Un hijo de puta orgullo


A veces empiezo a revolcar todos los rincones de mi memoria buscando momentos, tratando de encontrar nitidez y regocijo, el regocijo que tenía cuando ocurrieron dichos momentos, cuando no era más que un niño medio inútil e ignorante, ciego del mundo, de la vida, del inevitable ruido, de la eterna frialdad y de la imparable consecuencia funesta de vivir.

Revuelco todo, pero es como revolcar un espeso humo, esfuerzo los ojos, la memoria, pero solo me atraganto, me hago tonto y pierdo la paz y siento entonces el agobiante tamaño de los años, de la memoria pesada y lenta, del mastodóntico cúmulo de instantes vividos y desperdiciados hacia el fin de la vida.

Me canso, paro y me dejo caer al suelo y miro el desorden que he causado.
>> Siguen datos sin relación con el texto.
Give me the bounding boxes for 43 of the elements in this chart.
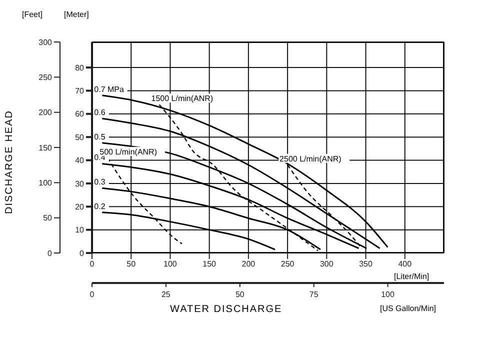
y-tick-label: 70	[75, 86, 85, 96]
x2-tick-label: 25	[161, 290, 171, 299]
y-tick-label: 50	[75, 132, 85, 142]
x2-tick-label: 50	[235, 290, 245, 299]
y2-tick-label: 150	[38, 143, 53, 152]
y2-tick-label: 200	[38, 108, 53, 118]
series-label: 0.5	[94, 132, 106, 142]
x-tick-label: 100	[164, 260, 178, 269]
y2-tick-label: 50	[43, 214, 53, 223]
x-tick-label: 300	[320, 260, 334, 269]
y-tick-label: 0	[80, 248, 85, 258]
x2-axis-title: [US Gallon/Min]	[380, 304, 436, 313]
x-tick-label: 0	[90, 260, 95, 269]
y-axis-title: [Meter]	[64, 10, 89, 19]
x-axis-title: [Liter/Min]	[394, 272, 430, 281]
x2-tick-label: 0	[90, 290, 95, 299]
y2-tick-label: 0	[48, 248, 53, 258]
x2-tick-label: 100	[381, 290, 396, 299]
series-label: 0.2	[94, 202, 106, 211]
y2-tick-label: 300	[38, 38, 53, 47]
y-tick-label: 30	[75, 179, 85, 188]
y-tick-label: 60	[75, 110, 85, 119]
series-label: 2500 L/min(ANR)	[280, 154, 342, 164]
text: DISCHARGE HEAD	[4, 110, 15, 214]
y-tick-label: 80	[75, 63, 85, 72]
x-tick-label: 200	[242, 260, 256, 269]
series-label: 0.6	[94, 108, 106, 118]
y-tick-label: 10	[75, 226, 85, 235]
x-tick-label: 400	[398, 260, 412, 269]
x-tick-label: 250	[280, 260, 295, 269]
y2-tick-label: 250	[38, 73, 53, 82]
series-label: 1500 L/min(ANR)	[151, 94, 214, 104]
y-tick-label: 20	[75, 202, 85, 212]
x-tick-label: 50	[126, 260, 136, 269]
x2-tick-label: 75	[309, 290, 319, 299]
text: WATER DISCHARGE	[170, 304, 282, 315]
series-label: 0.7 MPa	[94, 84, 125, 94]
x-tick-label: 150	[202, 260, 217, 269]
y-tick-label: 40	[75, 156, 85, 166]
y2-tick-label: 100	[38, 178, 53, 188]
x-tick-label: 350	[359, 260, 373, 269]
y2-axis-title: [Feet]	[22, 10, 42, 19]
series-label: 0.3	[94, 178, 106, 187]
Y veo solo pequeños fragmentos de todos esos recuerdos que son como pedazos de hojas arrancadas a un libro viejo y grueso. Y no dicen nada, son trozos sin sentido, inconexos, no representan nada, son como pequeñas partes de una magnífica pintura destrozada por el clima o por los vándalos minutos que amontonamos mientras respiramos.

Y me quedo allí, solo, mirando el desastre, y el silencio es grande y me arropa y sólo es incomodado a veces por la constante actividad de recordar. Y puedo estar allí por siempre, buscando algo que ya no está, o que por ahora no se deja encontrar, porque mi memoria es mala o porque los caprichosos sentimientos ocultan todos los recuerdos mientras me miran y se ríen desde lejos.
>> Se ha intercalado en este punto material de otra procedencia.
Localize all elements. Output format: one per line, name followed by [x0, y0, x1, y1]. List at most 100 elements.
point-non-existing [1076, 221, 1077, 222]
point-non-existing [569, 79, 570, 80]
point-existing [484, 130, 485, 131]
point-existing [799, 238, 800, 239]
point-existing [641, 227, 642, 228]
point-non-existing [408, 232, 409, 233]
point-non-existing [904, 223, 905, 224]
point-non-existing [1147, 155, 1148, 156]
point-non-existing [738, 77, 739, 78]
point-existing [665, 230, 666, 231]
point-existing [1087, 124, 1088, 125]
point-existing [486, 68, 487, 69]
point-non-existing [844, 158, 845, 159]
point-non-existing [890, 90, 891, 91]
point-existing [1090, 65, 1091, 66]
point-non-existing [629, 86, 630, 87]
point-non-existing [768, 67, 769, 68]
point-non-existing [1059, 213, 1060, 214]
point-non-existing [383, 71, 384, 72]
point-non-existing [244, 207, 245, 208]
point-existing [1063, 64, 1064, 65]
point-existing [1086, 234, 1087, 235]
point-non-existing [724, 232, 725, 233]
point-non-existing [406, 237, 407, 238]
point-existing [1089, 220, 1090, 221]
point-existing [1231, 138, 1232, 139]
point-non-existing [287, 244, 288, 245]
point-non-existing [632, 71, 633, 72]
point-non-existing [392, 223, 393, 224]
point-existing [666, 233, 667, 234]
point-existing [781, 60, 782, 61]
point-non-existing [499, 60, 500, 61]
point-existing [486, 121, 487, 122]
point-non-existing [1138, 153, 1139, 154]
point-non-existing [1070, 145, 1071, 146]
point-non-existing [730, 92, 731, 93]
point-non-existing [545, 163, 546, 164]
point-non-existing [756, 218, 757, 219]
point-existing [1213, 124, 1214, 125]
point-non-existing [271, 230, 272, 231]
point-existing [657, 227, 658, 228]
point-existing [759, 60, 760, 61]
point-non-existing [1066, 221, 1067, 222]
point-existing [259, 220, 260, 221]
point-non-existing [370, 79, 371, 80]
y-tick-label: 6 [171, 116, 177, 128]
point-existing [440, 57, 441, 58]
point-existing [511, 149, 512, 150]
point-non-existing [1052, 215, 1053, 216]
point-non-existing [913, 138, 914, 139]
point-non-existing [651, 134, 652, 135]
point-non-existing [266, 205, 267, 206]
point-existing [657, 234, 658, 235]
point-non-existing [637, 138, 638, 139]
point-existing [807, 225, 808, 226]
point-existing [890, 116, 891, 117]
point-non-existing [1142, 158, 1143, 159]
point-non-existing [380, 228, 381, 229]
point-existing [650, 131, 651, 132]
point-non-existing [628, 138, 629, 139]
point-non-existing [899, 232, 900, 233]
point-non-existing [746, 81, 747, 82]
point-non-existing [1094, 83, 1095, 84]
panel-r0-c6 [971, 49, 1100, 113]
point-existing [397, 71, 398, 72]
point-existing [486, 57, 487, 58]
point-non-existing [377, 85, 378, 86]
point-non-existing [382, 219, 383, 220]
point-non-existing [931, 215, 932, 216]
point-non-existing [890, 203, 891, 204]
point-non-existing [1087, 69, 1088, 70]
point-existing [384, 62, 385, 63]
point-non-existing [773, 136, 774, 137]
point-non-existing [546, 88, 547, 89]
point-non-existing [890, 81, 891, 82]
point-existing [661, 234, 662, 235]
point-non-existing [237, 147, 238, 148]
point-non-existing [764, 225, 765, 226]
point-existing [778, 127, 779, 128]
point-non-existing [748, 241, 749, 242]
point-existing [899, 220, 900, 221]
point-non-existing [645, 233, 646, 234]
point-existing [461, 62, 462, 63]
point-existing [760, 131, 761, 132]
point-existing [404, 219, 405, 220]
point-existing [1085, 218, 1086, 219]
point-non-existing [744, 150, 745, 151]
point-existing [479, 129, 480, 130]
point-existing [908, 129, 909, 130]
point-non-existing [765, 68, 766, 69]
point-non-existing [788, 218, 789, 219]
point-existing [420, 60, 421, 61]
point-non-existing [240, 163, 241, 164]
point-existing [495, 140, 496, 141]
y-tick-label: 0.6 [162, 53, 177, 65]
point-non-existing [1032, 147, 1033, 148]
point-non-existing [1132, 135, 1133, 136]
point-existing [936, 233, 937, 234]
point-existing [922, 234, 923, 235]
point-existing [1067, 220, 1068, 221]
Y la tristeza se apodera de mi alma. La invade como cuando respiro en una mañana fría y el aire se mete en los pulmones, hiere y despierta todo adentro. Y es inmensa e indiferente. Pero surge entonces un maldito entrometido. Aquel que puede arruinar todo: el orgullo. Y le hace frente a la tristeza y me hace mover y me hace ser arrogante y terco y hasta estúpido. El orgullo no me deja estar aquí, me saca de la placentera tristeza. Me hace gritar y la rabia se apodera de la razón y la tristeza sigue ahí pero ahora se mezcla y se confunde con el orgullo, con la rabia y con una ceguera idiota que no me deja ver nada más allá que mi vida como una desértica montaña limpia, vacía de toda vegetación, pero inamovible, estando allí sola, quieta, terca y orgullosa para siempre.
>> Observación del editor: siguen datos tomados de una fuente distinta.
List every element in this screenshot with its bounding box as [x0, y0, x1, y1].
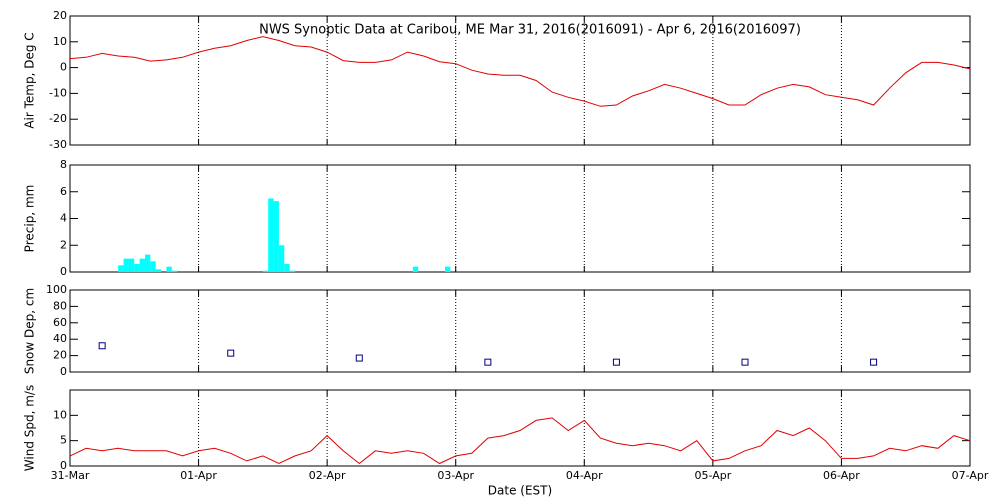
y-tick-label: 8 [60, 158, 67, 171]
y-tick-label: 20 [53, 9, 67, 22]
bar [171, 270, 178, 272]
x-tick-label: 03-Apr [437, 469, 474, 482]
bar [150, 261, 156, 272]
y-tick-label: 6 [60, 185, 67, 198]
x-tick-label: 02-Apr [309, 469, 346, 482]
point [355, 354, 363, 362]
y-tick-label: 100 [46, 283, 67, 296]
y-tick-label: 20 [53, 349, 67, 362]
y-tick-label: 2 [60, 238, 67, 251]
y-tick-label: 0 [60, 459, 67, 472]
bar [262, 270, 269, 272]
bar [123, 258, 129, 272]
plot-frame [69, 15, 971, 146]
y-axis-label: Wind Spd, m/s [23, 385, 37, 471]
point [870, 358, 878, 366]
y-axis-label: Precip, mm [23, 185, 37, 253]
y-tick-label: 80 [53, 299, 67, 312]
y-tick-label: -30 [49, 138, 67, 151]
y-tick-label: 0 [60, 265, 67, 278]
plot-frame [69, 289, 971, 373]
bar [289, 270, 295, 272]
y-tick-label: -20 [49, 112, 67, 125]
x-tick-label: 04-Apr [566, 469, 603, 482]
y-tick-label: 60 [53, 316, 67, 329]
x-tick-label: 05-Apr [694, 469, 731, 482]
y-axis-label: Snow Dep, cm [23, 288, 37, 374]
plot-frame [69, 389, 971, 467]
bar [118, 265, 124, 272]
y-tick-label: 0 [60, 365, 67, 378]
chart-title: NWS Synoptic Data at Caribou, ME Mar 31,… [259, 23, 801, 38]
bar [139, 258, 145, 272]
y-tick-label: 40 [53, 332, 67, 345]
bar [412, 266, 419, 272]
bar [268, 198, 274, 272]
y-tick-label: 4 [60, 212, 67, 225]
data-line [69, 36, 971, 107]
bar [134, 263, 140, 272]
bar [278, 245, 285, 272]
y-tick-label: -10 [49, 86, 67, 99]
bar [284, 263, 290, 272]
plot-frame [69, 164, 971, 273]
y-axis-label: Air Temp, Deg C [23, 32, 37, 128]
bar [145, 254, 151, 272]
point [612, 358, 620, 366]
bar [445, 266, 451, 272]
bar [128, 258, 135, 272]
y-tick-label: 5 [60, 434, 67, 447]
bar [166, 266, 172, 272]
point [484, 358, 492, 366]
x-tick-label: 01-Apr [180, 469, 217, 482]
x-tick-label: 31-Mar [51, 469, 90, 482]
x-tick-label: 06-Apr [823, 469, 860, 482]
data-line [69, 417, 971, 465]
bar [155, 269, 162, 272]
x-axis-label: Date (EST) [488, 484, 552, 498]
x-tick-label: 07-Apr [952, 469, 989, 482]
point [227, 349, 235, 357]
point [741, 358, 749, 366]
bar [273, 201, 279, 272]
y-tick-label: 10 [53, 35, 67, 48]
y-tick-label: 10 [53, 408, 67, 421]
y-tick-label: 0 [60, 61, 67, 74]
point [98, 342, 106, 350]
Abandono aquel lugar desordenado para seguir respirando, para seguir viviendo, porque el hijo de puta orgullo se impone, y con lágrimas en los ojos por no haber encontrado el regocijo decido seguir adelante; sin cambiar, con la certeza de poder mantener mis decisiones, así el mundo me abandone por tomarlas; pero firme y adolorido, con la posibilidad de caer y volver a ponerme en pie así todo cause fastidio, asco y dolor, el maldito orgullo me hace seguir, así mi vida se resuma en fracasar cada vez más estruendosamente para volver intentarlo, así muera fracasando e intentado.